I dated a quantitative geneticist for a while, and her coding education was almost zero. She was writing code in R and essentially just changing lines until the output "looked right". It was insanely complicated math, so there was no way to make sure the output was good. The code had to be an exact match for the algorithm she had written out in mathematical notation, and there was essentially no chance of that.

It got worse. She'd write the algorithm in R and then end up with batches that would take, in some cases, years to finish running. Obviously she ended up with even more dubious hacks.

(For anyone curious, she's had a fairly decorated academic career under an acclaimed advisor who reviewed all of this code to some extent, and she's worked with most of the top genetics programs in the US.)

browningstreet · on Sept 27, 2019

Maybe that can't be true as it took them 3-4 years to close this error?

avs733 · on Sept 27, 2019

Simple...data representation is not the same as data meaning.

I teach an introductory stats course and we hammer this in. Categorical data are often represented as numbers or other short indicators for storage purposes. Typically I fmultiple choice the encoding is by the order of the choice options.

I not infrequently see average of gender because male = 0 and female = 1 or vice versa and someone generates a table without thinking.

shriphani · on Sept 27, 2019

The bigger issue here seems to be the use of ordinals in the data collection process. For instance, a lot of my CSVs don't have them and R and pandas are perfectly capable of enumerating. Why do you even need to put ordinals in the dataset? Does excel want this sort of thing or something?

avs733 · on Sept 28, 2019

Your don't need to people just do... I've kinda always assumed or connects to olden days and efficient storage and memory use. Male is a four character string, 1 is an integer.

LorenPechtel · on Sept 27, 2019

Aha! Now we see why there are so many transgendered people these days! :):):)

xibalba · on Sept 27, 2019

Agreed, but maybe you have to assume that the scientist knows very little about coding for data science, which is effectively what we're talking about here.

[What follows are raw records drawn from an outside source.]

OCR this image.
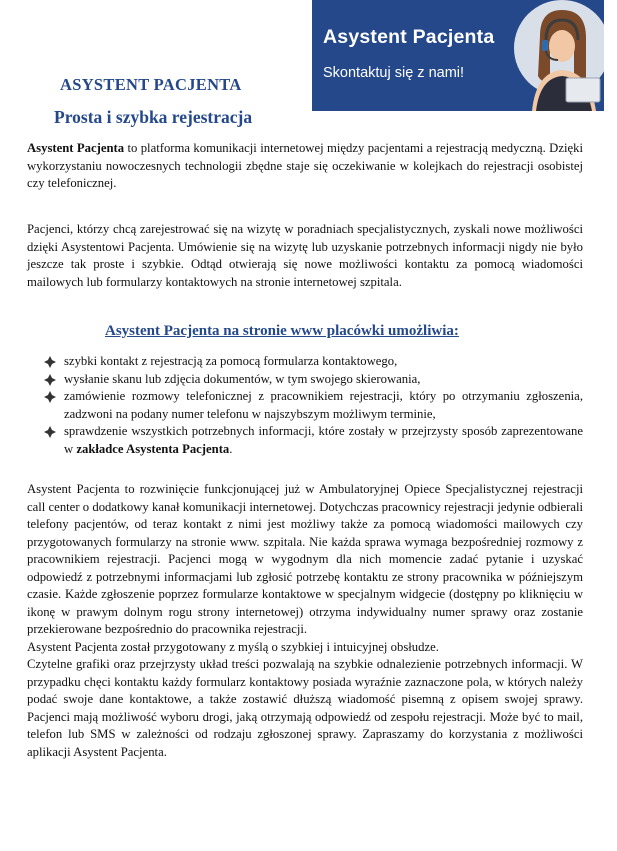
Asystent Pacjenta
Skontaktuj się z nami!
ASYSTENT PACJENTA
Prosta i szybka rejestracja

Asystent Pacjenta to platforma komunikacji internetowej między pacjentami a rejestracją medyczną. Dzięki wykorzystaniu nowoczesnych technologii zbędne staje się oczekiwanie w kolejkach do rejestracji osobistej czy telefonicznej.

Pacjenci, którzy chcą zarejestrować się na wizytę w poradniach specjalistycznych, zyskali nowe możliwości dzięki Asystentowi Pacjenta. Umówienie się na wizytę lub uzyskanie potrzebnych informacji nigdy nie było jeszcze tak proste i szybkie. Odtąd otwierają się nowe możliwości kontaktu za pomocą wiadomości mailowych lub formularzy kontaktowych na stronie internetowej szpitala.

Asystent Pacjenta na stronie www placówki umożliwia:
szybki kontakt z rejestracją za pomocą formularza kontaktowego,
wysłanie skanu lub zdjęcia dokumentów, w tym swojego skierowania,
zamówienie rozmowy telefonicznej z pracownikiem rejestracji, który po otrzymaniu zgłoszenia, zadzwoni na podany numer telefonu w najszybszym możliwym terminie,
sprawdzenie wszystkich potrzebnych informacji, które zostały w przejrzysty sposób zaprezentowane w zakładce Asystenta Pacjenta.

Asystent Pacjenta to rozwinięcie funkcjonującej już w Ambulatoryjnej Opiece Specjalistycznej rejestracji call center o dodatkowy kanał komunikacji internetowej. Dotychczas pracownicy rejestracji jedynie odbierali telefony pacjentów, od teraz kontakt z nimi jest możliwy także za pomocą wiadomości mailowych czy przygotowanych formularzy na stronie www. szpitala. Nie każda sprawa wymaga bezpośredniej rozmowy z pracownikiem rejestracji. Pacjenci mogą w wygodnym dla nich momencie zadać pytanie i uzyskać odpowiedź z potrzebnymi informacjami lub zgłosić potrzebę kontaktu ze strony pracownika w późniejszym czasie. Każde zgłoszenie poprzez formularze kontaktowe w specjalnym widgecie (dostępny po kliknięciu w ikonę w prawym dolnym rogu strony internetowej) otrzyma indywidualny numer sprawy oraz zostanie przekierowane bezpośrednio do pracownika rejestracji.

Asystent Pacjenta został przygotowany z myślą o szybkiej i intuicyjnej obsłudze.

Czytelne grafiki oraz przejrzysty układ treści pozwalają na szybkie odnalezienie potrzebnych informacji. W przypadku chęci kontaktu każdy formularz kontaktowy posiada wyraźnie zaznaczone pola, w których należy podać swoje dane kontaktowe, a także zostawić dłuższą wiadomość pisemną z opisem swojej sprawy. Pacjenci mają możliwość wyboru drogi, jaką otrzymają odpowiedź od zespołu rejestracji. Może być to mail, telefon lub SMS w zależności od rodzaju zgłoszonej sprawy. Zapraszamy do korzystania z możliwości aplikacji Asystent Pacjenta.
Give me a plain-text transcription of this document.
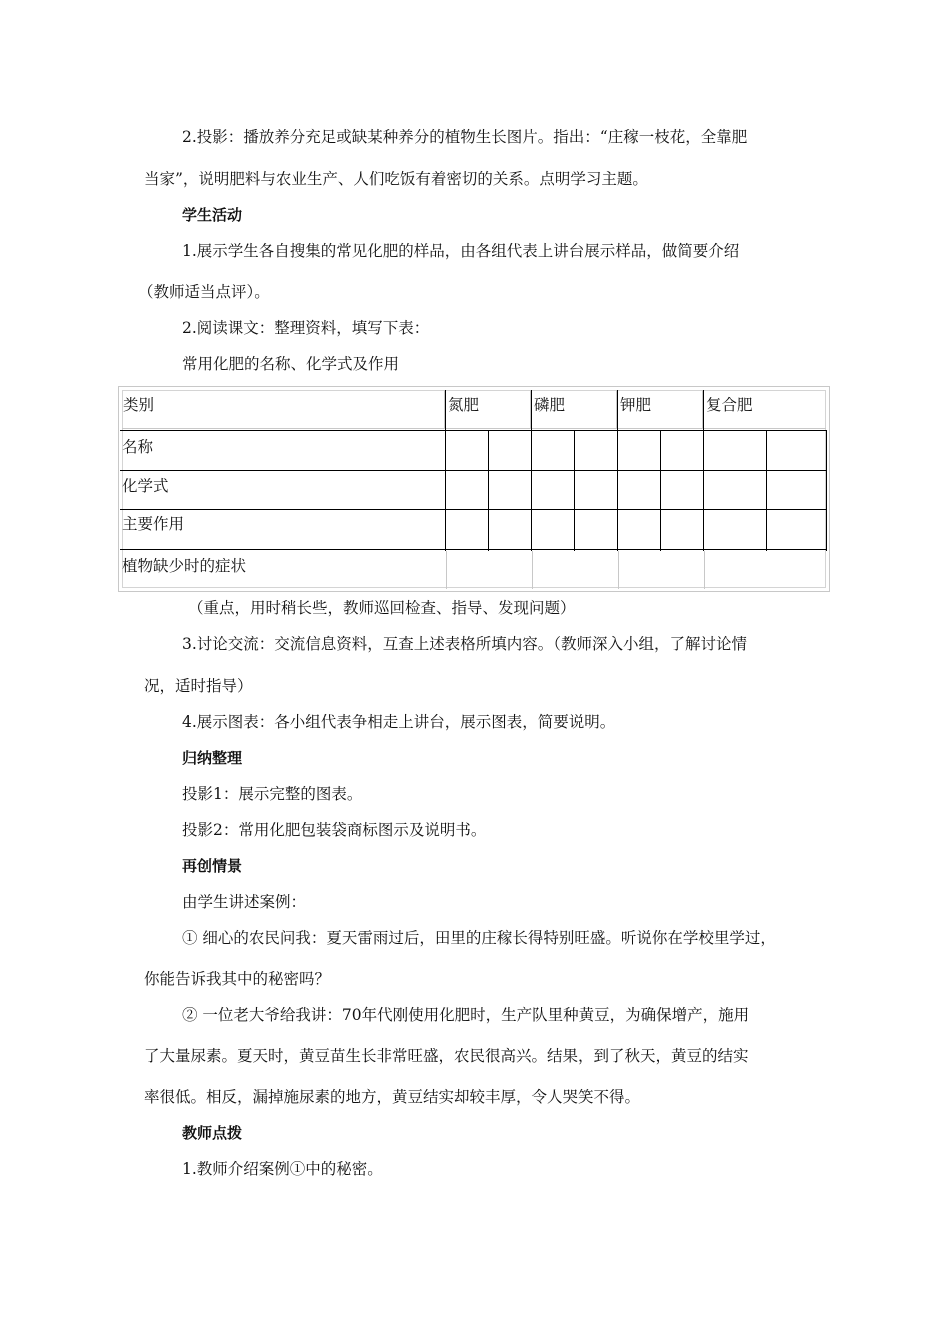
2.投影：播放养分充足或缺某种养分的植物生长图片。指出：“庄稼一枝花，全靠肥
当家”，说明肥料与农业生产、人们吃饭有着密切的关系。点明学习主题。
学生活动
1.展示学生各自搜集的常见化肥的样品，由各组代表上讲台展示样品，做简要介绍
（教师适当点评）。
2.阅读课文：整理资料，填写下表：
常用化肥的名称、化学式及作用
类别	氮肥	磷肥	钾肥	复合肥
名称
化学式
主要作用
植物缺少时的症状
（重点，用时稍长些，教师巡回检查、指导、发现问题）
3.讨论交流：交流信息资料，互查上述表格所填内容。（教师深入小组，了解讨论情
况，适时指导）
4.展示图表：各小组代表争相走上讲台，展示图表，简要说明。
归纳整理
投影1：展示完整的图表。
投影2：常用化肥包装袋商标图示及说明书。
再创情景
由学生讲述案例：
① 细心的农民问我：夏天雷雨过后，田里的庄稼长得特别旺盛。听说你在学校里学过，
你能告诉我其中的秘密吗？
② 一位老大爷给我讲：70年代刚使用化肥时，生产队里种黄豆，为确保增产，施用
了大量尿素。夏天时，黄豆苗生长非常旺盛，农民很高兴。结果，到了秋天，黄豆的结实
率很低。相反，漏掉施尿素的地方，黄豆结实却较丰厚，令人哭笑不得。
教师点拨
1.教师介绍案例①中的秘密。
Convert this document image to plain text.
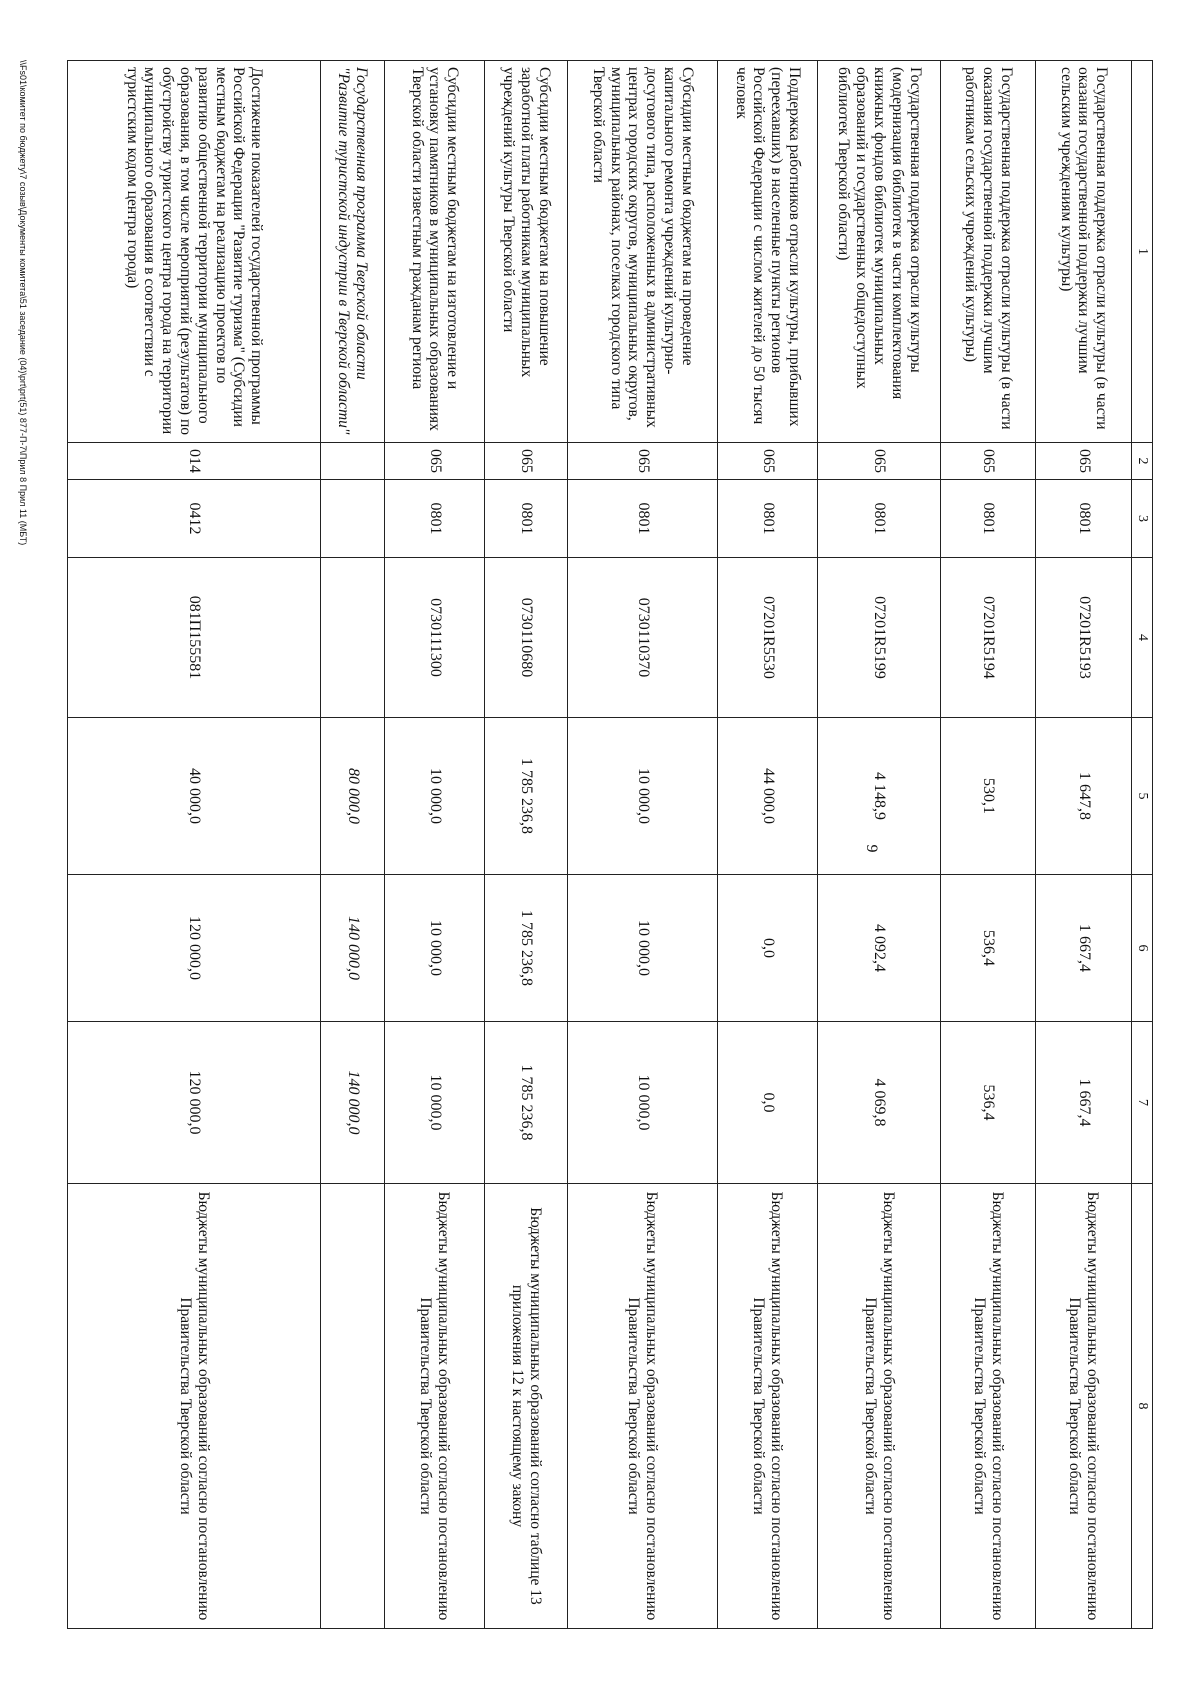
9
1	2	3	4	5	6	7	8
Государственная поддержка отрасли культуры (в части оказания государственной поддержки лучшим сельским учреждениям культуры)	065	0801	07201R5193	1 647,8	1 667,4	1 667,4	Бюджеты муниципальных образований согласно постановлению Правительства Тверской области
Государственная поддержка отрасли культуры (в части оказания государственной поддержки лучшим работникам сельских учреждений культуры)	065	0801	07201R5194	530,1	536,4	536,4	Бюджеты муниципальных образований согласно постановлению Правительства Тверской области
Государственная поддержка отрасли культуры (модернизация библиотек в части комплектования книжных фондов библиотек муниципальных образований и государственных общедоступных библиотек Тверской области)	065	0801	07201R5199	4 148,9	4 092,4	4 069,8	Бюджеты муниципальных образований согласно постановлению Правительства Тверской области
Поддержка работников отрасли культуры, прибывших (переехавших) в населенные пункты регионов Российской Федерации с числом жителей до 50 тысяч человек	065	0801	07201R5530	44 000,0	0,0	0,0	Бюджеты муниципальных образований согласно постановлению Правительства Тверской области
Субсидии местным бюджетам на проведение капитального ремонта учреждений культурно-досугового типа, расположенных в административных центрах городских округов, муниципальных округов, муниципальных районах, поселках городского типа Тверской области	065	0801	0730110370	10 000,0	10 000,0	10 000,0	Бюджеты муниципальных образований согласно постановлению Правительства Тверской области
Субсидии местным бюджетам на повышение заработной платы работникам муниципальных учреждений культуры Тверской области	065	0801	0730110680	1 785 236,8	1 785 236,8	1 785 236,8	Бюджеты муниципальных образований согласно таблице 13 приложения 12 к настоящему закону
Субсидии местным бюджетам на изготовление и установку памятников в муниципальных образованиях Тверской области известным гражданам региона	065	0801	0730111300	10 000,0	10 000,0	10 000,0	Бюджеты муниципальных образований согласно постановлению Правительства Тверской области
Государственная программа Тверской области "Развитие туристской индустрии в Тверской области"				80 000,0	140 000,0	140 000,0	
Достижение показателей государственной программы Российской Федерации "Развитие туризма" (Субсидии местным бюджетам на реализацию проектов по развитию общественной территории муниципального образования, в том числе мероприятий (результатов) по обустройству туристского центра города на территории муниципального образования в соответствии с туристским кодом центра города)	014	0412	081П155581	40 000,0	120 000,0	120 000,0	Бюджеты муниципальных образований согласно постановлению Правительства Тверской области
\\Fs01\комитет по бюджету\7 созыв\Документы комитета\51 заседание (04)\prt\prt(51) 877-П-7\Прил 8 Прил 11 (МБТ)
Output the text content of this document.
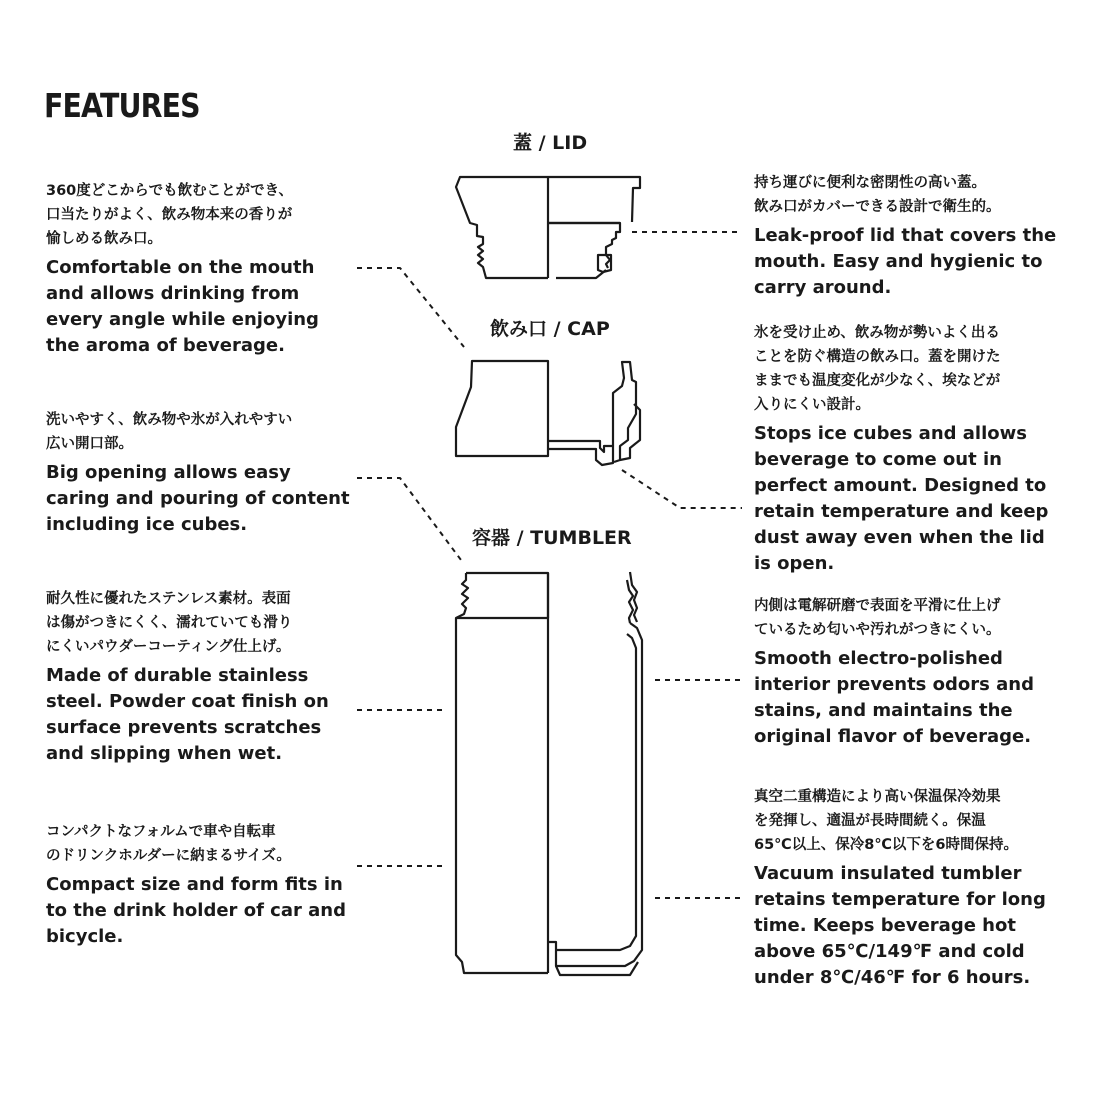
FEATURES
蓋 / LID
飲み口 / CAP
容器 / TUMBLER

360度どこからでも飲むことができ、
口当たりがよく、飲み物本来の香りが
愉しめる飲み口。

Comfortable on the mouth
and allows drinking from
every angle while enjoying
the aroma of beverage.

洗いやすく、飲み物や氷が入れやすい
広い開口部。

Big opening allows easy
caring and pouring of content
including ice cubes.

耐久性に優れたステンレス素材。表面
は傷がつきにくく、濡れていても滑り
にくいパウダーコーティング仕上げ。

Made of durable stainless
steel. Powder coat finish on
surface prevents scratches
and slipping when wet.

コンパクトなフォルムで車や自転車
のドリンクホルダーに納まるサイズ。

Compact size and form fits in
to the drink holder of car and
bicycle.

持ち運びに便利な密閉性の高い蓋。
飲み口がカバーできる設計で衛生的。

Leak-proof lid that covers the
mouth. Easy and hygienic to
carry around.

氷を受け止め、飲み物が勢いよく出る
ことを防ぐ構造の飲み口。蓋を開けた
ままでも温度変化が少なく、埃などが
入りにくい設計。

Stops ice cubes and allows
beverage to come out in
perfect amount. Designed to
retain temperature and keep
dust away even when the lid
is open.

内側は電解研磨で表面を平滑に仕上げ
ているため匂いや汚れがつきにくい。

Smooth electro-polished
interior prevents odors and
stains, and maintains the
original flavor of beverage.

真空二重構造により高い保温保冷効果
を発揮し、適温が長時間続く。保温
65℃以上、保冷8℃以下を6時間保持。

Vacuum insulated tumbler
retains temperature for long
time. Keeps beverage hot
above 65℃/149℉ and cold
under 8℃/46℉ for 6 hours.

I think a major contributing factor to problems like this is people going into the soft/social sciences being more likely to be math/stats AND programming averse. Meanwhile, all sciences continue their long term trend towards applied math via programming. This leads to people using the math/stats via code without understanding very well what it is they are doing, and, naturally, the end result is lots and lots of mistakes.

not2b · on Sept 27, 2019

Social sciences programs require students to take statistics courses. That's no guarantee that statistics will be correctly applied.

acbart · on Sept 27, 2019

Or that the material will be taught effectively. Or that the students are contextually prepared to understand the material at that point. Or any of a number of other things that go wrong when people suggest that education is the solution/root to a very hard problem :)

_rpd · on Sept 27, 2019

Yeah, that goes beyond sloppy and into negligence.